In the 1980s, to be deaf in Nicaragua was to be lost. Deaf children were "shut in" or sent to schools for the mentally retarded. But one group of deaf children overcame these obstacles in an astounding way. Scott Pelley reports on them, and the dedicated scientist who is studying and helping them.



Not one of the children had ever seen a sign language. But within months of being brought together they had written one of their own.

No one had ever put together a successful program to educate the deaf children of Nicaragua. In 1979, after the Sandinista revolution, the government set up two schools in Managua and brought in deaf kids from all around the country. But the kids had never been exposed to language in their lives, so they couldn't understand what the teachers were saying and the teachers couldn't understand them.

Then, something extraordinary happened. The children began comparing the signs that they had been using at home, and added to them and modified them. Soon, even though the teachers still didn't know what was going on, the children were talking to each other in a new language.

Mystified, the Nicaraguans called in Judy Kegl, an American linguist who studies language and the brain.

As Kegl recorded their conversations she began to understand that this was no jumble of gestures, but a true language with precise rules and order. They did it on their own.

Kegl believes their case proves that the brain has an instinct for communication.

"It's like a rocket going off in your head," says Adrian Perez, one of the children liberated by the invented language. "It's just an understanding that soars."

Today Perez teaches the new language, known simply as Nicaraguan Sign Language. He lost his hearing to a fever when he was a toddler. He was born into a happy family, but as a deaf boy in Nicaragua, he couldn't share in their happiness.

"You can't express your feelings," he says of being without language. "Your thoughts may be there but you can't get them out. And you can't get new thoughts in."

Kegl wondered if she could find other Nicaraguans trapped without language. She's an authority on how the brain creates language. If she could find people who had not been reached by the new sign language - people with no language, she might learn about how language evolved in the first place.

Kegl thought that her work in Nicaragua would last a few weeks. That was 15 years ago. Today she is still traveling the rain forests of Nicaragua's Mosquito Coast finding what no linguist believed could ever be found - humans without language.

Kegl's research suggests the brain is open to language until the age of 12 or 13, then the opportunity begins to close. So far, Kegl has found about 300 people who have missed this window.
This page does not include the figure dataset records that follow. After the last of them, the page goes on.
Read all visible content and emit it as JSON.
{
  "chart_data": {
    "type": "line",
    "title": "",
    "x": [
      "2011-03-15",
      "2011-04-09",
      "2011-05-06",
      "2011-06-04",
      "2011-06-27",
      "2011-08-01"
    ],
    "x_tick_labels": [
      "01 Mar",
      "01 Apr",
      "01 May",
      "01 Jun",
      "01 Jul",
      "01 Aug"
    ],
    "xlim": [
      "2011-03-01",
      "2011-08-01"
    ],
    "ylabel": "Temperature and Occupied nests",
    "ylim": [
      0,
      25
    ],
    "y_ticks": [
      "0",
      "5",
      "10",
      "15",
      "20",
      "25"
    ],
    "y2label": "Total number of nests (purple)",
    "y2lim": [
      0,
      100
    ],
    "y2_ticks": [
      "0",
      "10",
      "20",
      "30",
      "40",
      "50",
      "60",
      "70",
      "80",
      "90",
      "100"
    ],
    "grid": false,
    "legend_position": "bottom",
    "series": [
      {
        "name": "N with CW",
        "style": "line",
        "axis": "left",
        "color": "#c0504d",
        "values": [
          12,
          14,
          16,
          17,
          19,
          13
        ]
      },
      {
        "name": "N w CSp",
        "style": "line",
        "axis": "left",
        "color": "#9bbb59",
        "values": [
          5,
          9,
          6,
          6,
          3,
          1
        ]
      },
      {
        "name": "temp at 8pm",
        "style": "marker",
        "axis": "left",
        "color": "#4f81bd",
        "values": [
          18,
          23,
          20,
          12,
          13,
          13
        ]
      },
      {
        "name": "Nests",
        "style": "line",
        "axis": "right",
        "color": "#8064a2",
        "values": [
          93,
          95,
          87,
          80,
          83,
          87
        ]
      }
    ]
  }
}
They are invaluable to research - among the only people on Earth who can provide clues to the beginnings of human communication.

But over time Kel couldn't get over the tragedy of these people. Five years ago, Kegl decided to start teaching as well as studying. She and her husband James started a one room school on the Mosquito Coast to teach the new sign language. He gave up a career as a pilot. Now they run the school, solely on donations. They call it the Esqualita, which means "little school" in Spanish.

"When I was little, I would look at books in my house," signs Daphne Rodriguez, one of 30 students in the school. "I would look at them but I didn't know what they said."

Now, with language, the students are filled with questions, and they have the tools to ask them.

"I'm convinced that language is in the brain," Kegl says. "But I'm also convinced that language needs a trigger."

The Kegls go to great lengths to keep their students in school. Sometimes they have to find kids who are missing because of hunger or disease. Sometimes parents and grandparents keep children out of school because they want them to work.

Today, Nicaraguan sign language is spreading farther. And, like any language it's taken on a life of its own - adding new words all the time. Recently, after taking a field trip to the beach, the students came up with a new gesture to represent sand.